With the launch of its latest direct-to-consumer offering -- Disney+ -- scheduled for later this year, The Walt Disney Co. recast three years of financial data to better reflect its new structure, and revealed that losses at its DTC and international channels more than doubled in fiscal 2018 to $738 million from $284 million in the prior year.
Disney said it will demonstrate Disney+ as well as preview some of the content that will be available on the service at a planned Investor Day meeting on April 11.
The recasting is not a restatement -- the numbers are the same that Disney had reported in its fiscal 2018 results. But it shows in some detail the losses the company has incurred from its streaming services, its stake in Hulu and its purchase of BAMTech, the technology company that serves as the foundation for those streaming services, in 2017.
“Acquiring BAMTech enabled us to enter the DTC space quickly and effectively, as demonstrated by the success of ESPN+,” Disney chairman and CEO Bob Iger said in a statement. “The service surpassed one million subscribers in its first five months and continues to grow as it expands its content mix, all of which bodes well for our upcoming launch of Disney+. The ability to connect directly with millions of Disney, Pixar, Marvel, and Star Wars fans creates tremendous opportunities for growth. In addition to leveraging our existing IP in new ways, we’re making significant investments in original content exclusively for Disney+, creating an impressive pipeline of high-quality movies and series we believe will make the streaming service even more compelling for consumers.”
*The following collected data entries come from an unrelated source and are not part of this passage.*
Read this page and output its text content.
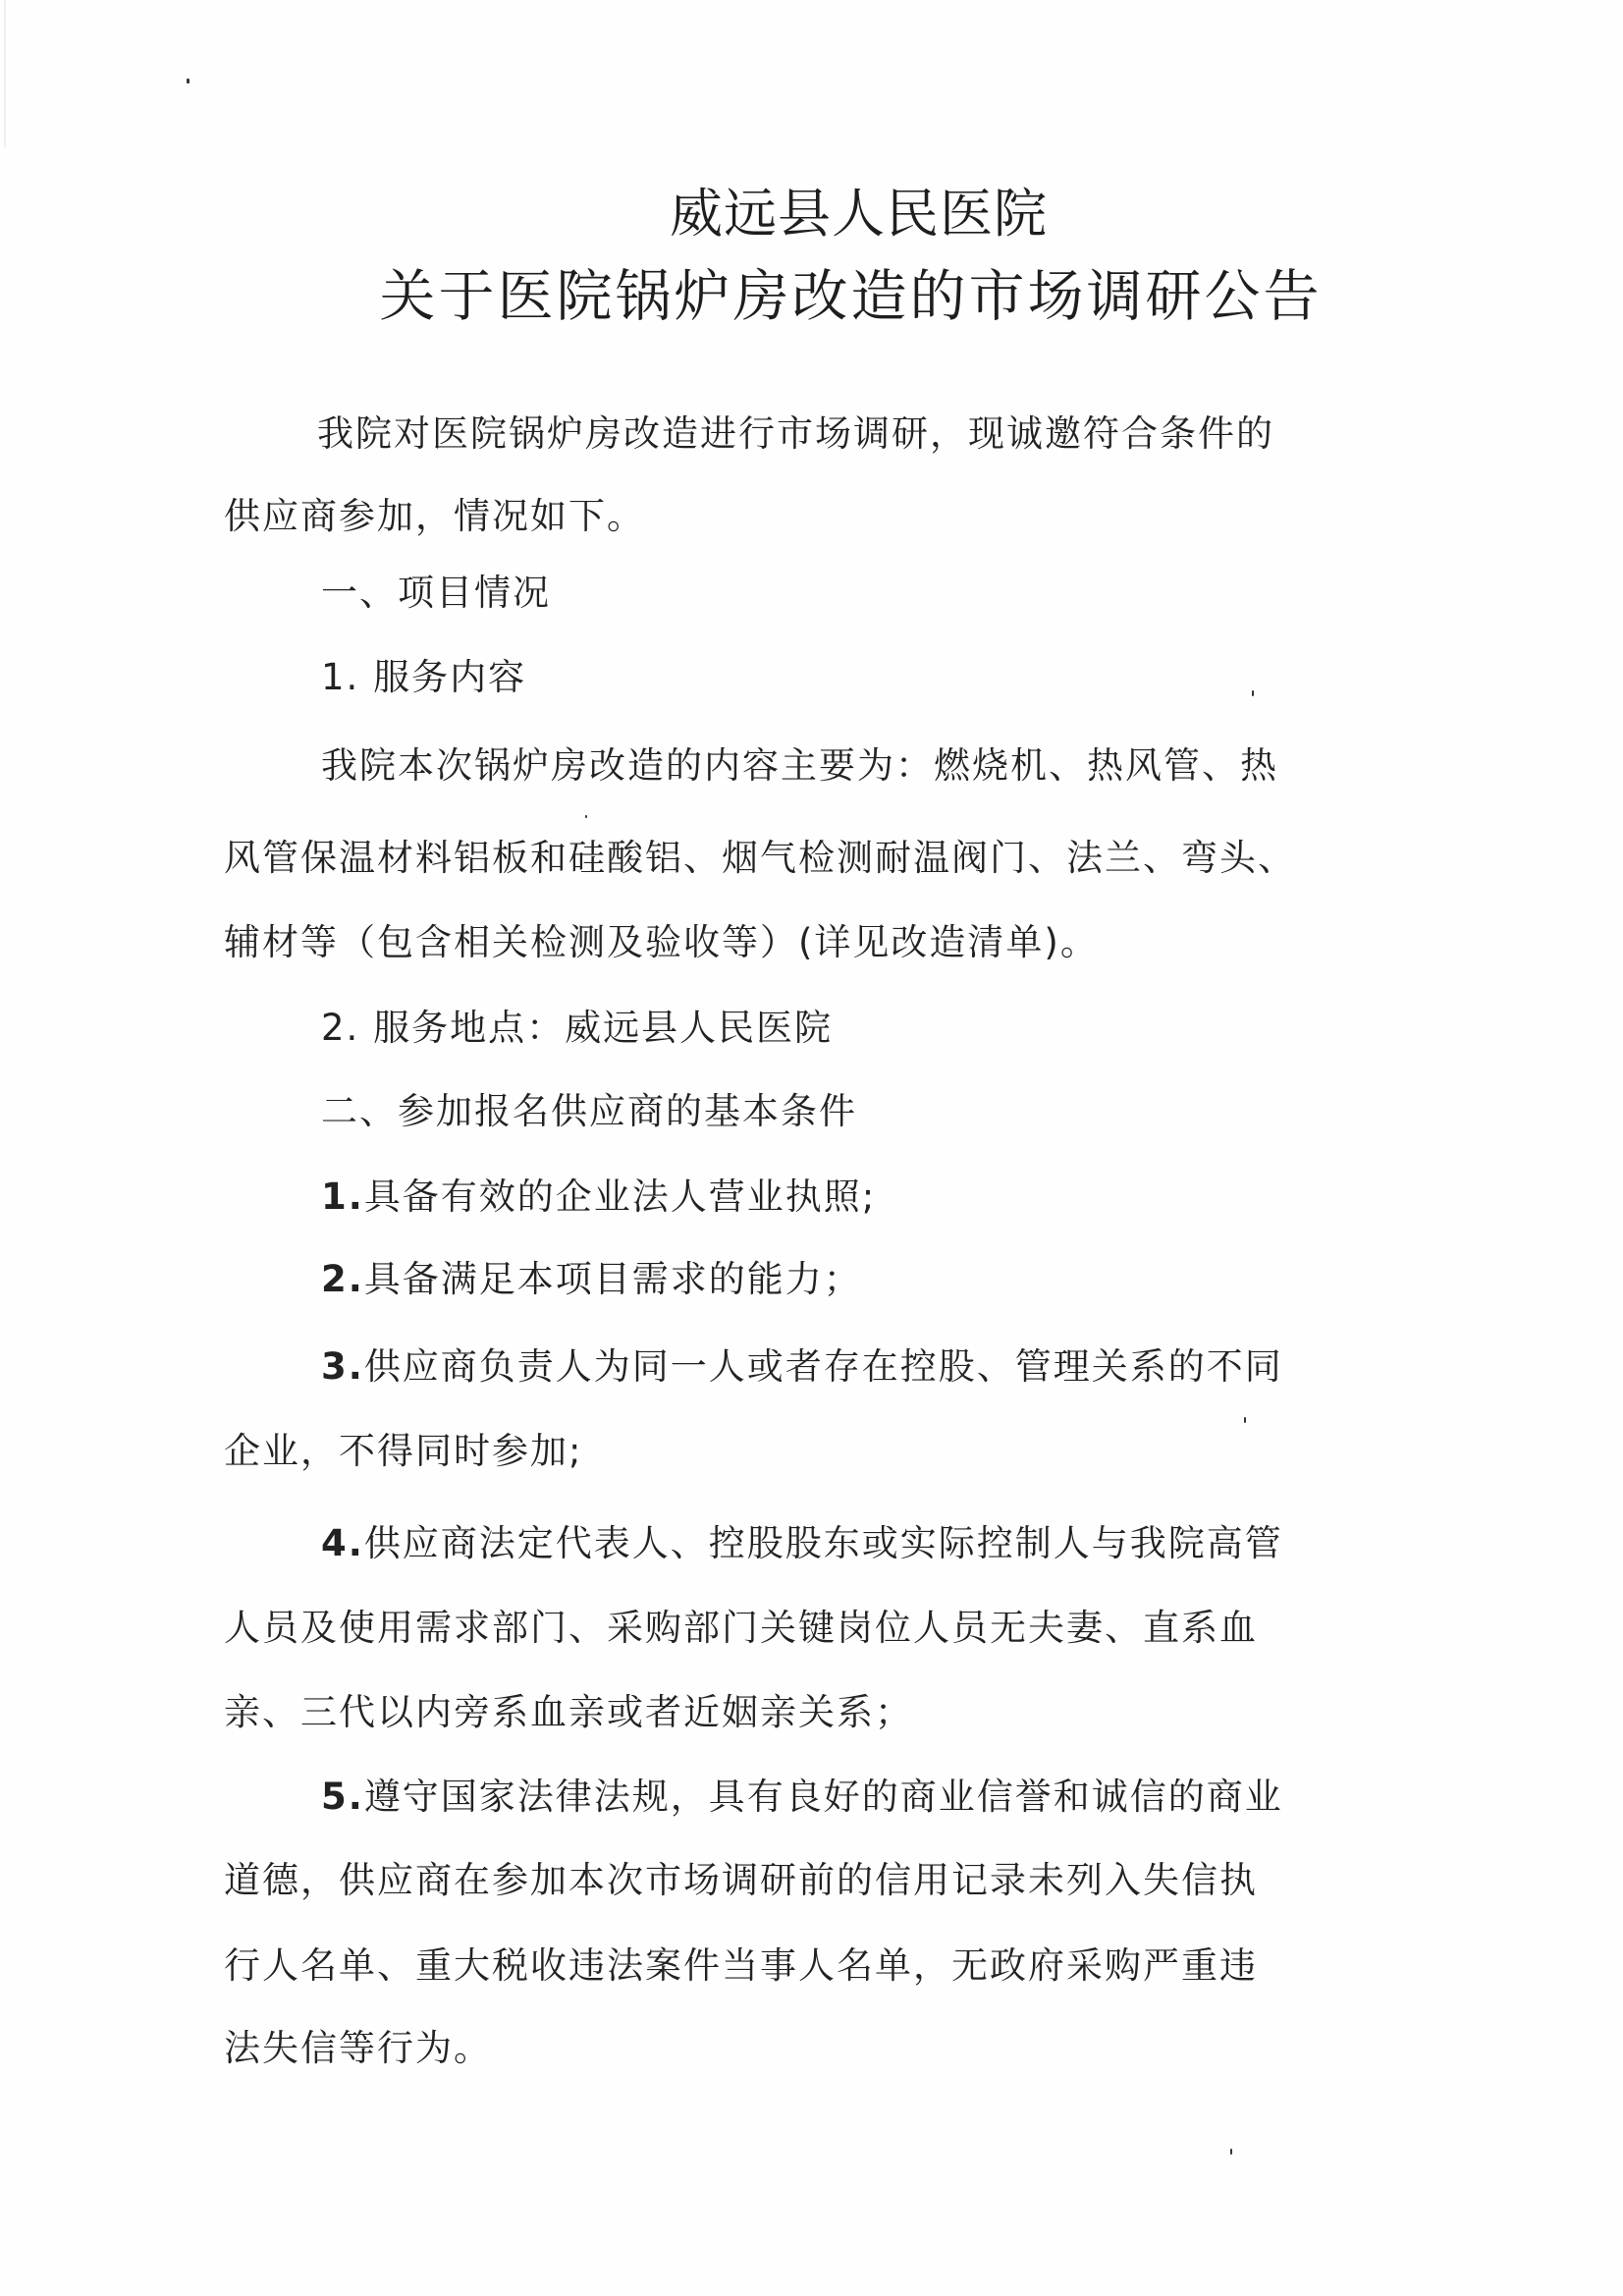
威远县人民医院
关于医院锅炉房改造的市场调研公告
我院对医院锅炉房改造进行市场调研，现诚邀符合条件的
供应商参加，情况如下。
一、项目情况
1. 服务内容
我院本次锅炉房改造的内容主要为：燃烧机、热风管、热
风管保温材料铝板和硅酸铝、烟气检测耐温阀门、法兰、弯头、
辅材等（包含相关检测及验收等）(详见改造清单)。
2. 服务地点：威远县人民医院
二、参加报名供应商的基本条件
1.具备有效的企业法人营业执照;
2.具备满足本项目需求的能力；
3.供应商负责人为同一人或者存在控股、管理关系的不同
企业，不得同时参加;
4.供应商法定代表人、控股股东或实际控制人与我院高管
人员及使用需求部门、采购部门关键岗位人员无夫妻、直系血
亲、三代以内旁系血亲或者近姻亲关系；
5.遵守国家法律法规，具有良好的商业信誉和诚信的商业
道德，供应商在参加本次市场调研前的信用记录未列入失信执
行人名单、重大税收违法案件当事人名单，无政府采购严重违
法失信等行为。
Disney launched its first DTC product in April -- ESPN+ -- and it has been a partner with Comcast, 21st Century Fox and WarnerMedia for years in streaming service Hulu. According to the SEC filing, Disney’s share of Hulu losses in fiscal 2018 were $580 million, compared to $421 million in 2017.
Disney is expected to emerge the majority owner of Hulu after its $71.3 billion purchase of certain Fox assets closes, anticipated by the end of the first quarter.
“Our top priority is fully leveraging our global brands and great content to create world-class direct-to-consumer entertainment,” Iger continued. “We have the structure and management in place to drive growth in our DTC business, and our acquisition of 21st Century Fox further enhances our ability to deliver significant value to consumers and shareholders.”